Director

Personal Urgency Narrative

1

The challenge is to make long-term health care more personal instead of one-size-fits-all. To do this, we need to allow teams and employees to do their own decision-making and to improve human relations. Unfortunately, in my organization, my successor is reversing my measures to stimulate learning and development.

2

Health care must change because of the problem of affordability. This requires that the whole system changes. The challenge is to get all stakeholders to change. “It’s all about working with checklists of who is good and who is not.”People in the sector that I know are worried about the labor market and the demand for high-level manpower. I am concerned about whether the changes will succeed in the sector.

3

The challenge is to get the sector away from checklists and to start trusting each other again.

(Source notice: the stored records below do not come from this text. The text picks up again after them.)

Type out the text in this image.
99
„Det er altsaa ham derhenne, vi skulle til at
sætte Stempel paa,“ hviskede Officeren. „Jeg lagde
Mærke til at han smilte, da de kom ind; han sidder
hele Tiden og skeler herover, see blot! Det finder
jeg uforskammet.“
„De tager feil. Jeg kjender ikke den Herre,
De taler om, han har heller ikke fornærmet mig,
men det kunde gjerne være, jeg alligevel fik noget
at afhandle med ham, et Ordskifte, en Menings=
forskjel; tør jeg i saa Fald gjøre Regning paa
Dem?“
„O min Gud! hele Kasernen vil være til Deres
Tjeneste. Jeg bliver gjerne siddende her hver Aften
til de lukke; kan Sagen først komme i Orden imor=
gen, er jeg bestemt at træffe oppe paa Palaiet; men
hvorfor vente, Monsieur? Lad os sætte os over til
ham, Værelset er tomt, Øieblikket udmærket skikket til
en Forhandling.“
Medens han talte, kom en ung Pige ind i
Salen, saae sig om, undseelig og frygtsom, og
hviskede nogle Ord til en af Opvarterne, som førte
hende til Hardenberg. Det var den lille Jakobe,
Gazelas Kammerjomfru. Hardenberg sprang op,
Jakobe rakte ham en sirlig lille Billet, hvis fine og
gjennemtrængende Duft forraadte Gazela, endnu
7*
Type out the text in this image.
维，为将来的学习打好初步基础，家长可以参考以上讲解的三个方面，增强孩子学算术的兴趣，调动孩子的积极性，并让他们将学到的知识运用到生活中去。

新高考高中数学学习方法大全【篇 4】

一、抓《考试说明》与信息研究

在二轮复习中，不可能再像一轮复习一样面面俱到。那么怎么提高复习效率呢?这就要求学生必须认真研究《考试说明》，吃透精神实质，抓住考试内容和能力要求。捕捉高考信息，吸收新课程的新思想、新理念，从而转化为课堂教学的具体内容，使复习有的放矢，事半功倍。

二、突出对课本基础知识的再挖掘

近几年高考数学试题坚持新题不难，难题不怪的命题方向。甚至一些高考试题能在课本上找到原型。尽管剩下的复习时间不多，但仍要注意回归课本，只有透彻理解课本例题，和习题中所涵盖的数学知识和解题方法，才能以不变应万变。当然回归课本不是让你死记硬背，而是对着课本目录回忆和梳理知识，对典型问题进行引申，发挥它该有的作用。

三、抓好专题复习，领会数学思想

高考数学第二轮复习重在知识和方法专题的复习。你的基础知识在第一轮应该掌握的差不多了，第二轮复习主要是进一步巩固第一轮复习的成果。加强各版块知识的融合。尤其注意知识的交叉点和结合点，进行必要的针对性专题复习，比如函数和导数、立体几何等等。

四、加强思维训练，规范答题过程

This implies focusing on quality care and outcomes instead of accountability. The way to do this is to start more experiments in rule-free environments. We need all actors to contribute in all areas, including inspection, care agency, the politics, and management of healthcare organizations. “For me it is a culture of distrust. And this is part of the Anglo-Saxon model of control and supervision and if we don’t stop it now, nothing is going to change.”

4

The challenge is to create co-responsibility to deliver quality care with all parties in the field. The challenge for leaders is to stand up in the rat race of the long-term healthcare to support this co-responsibility and change, which can be challenging, especially in big organizations.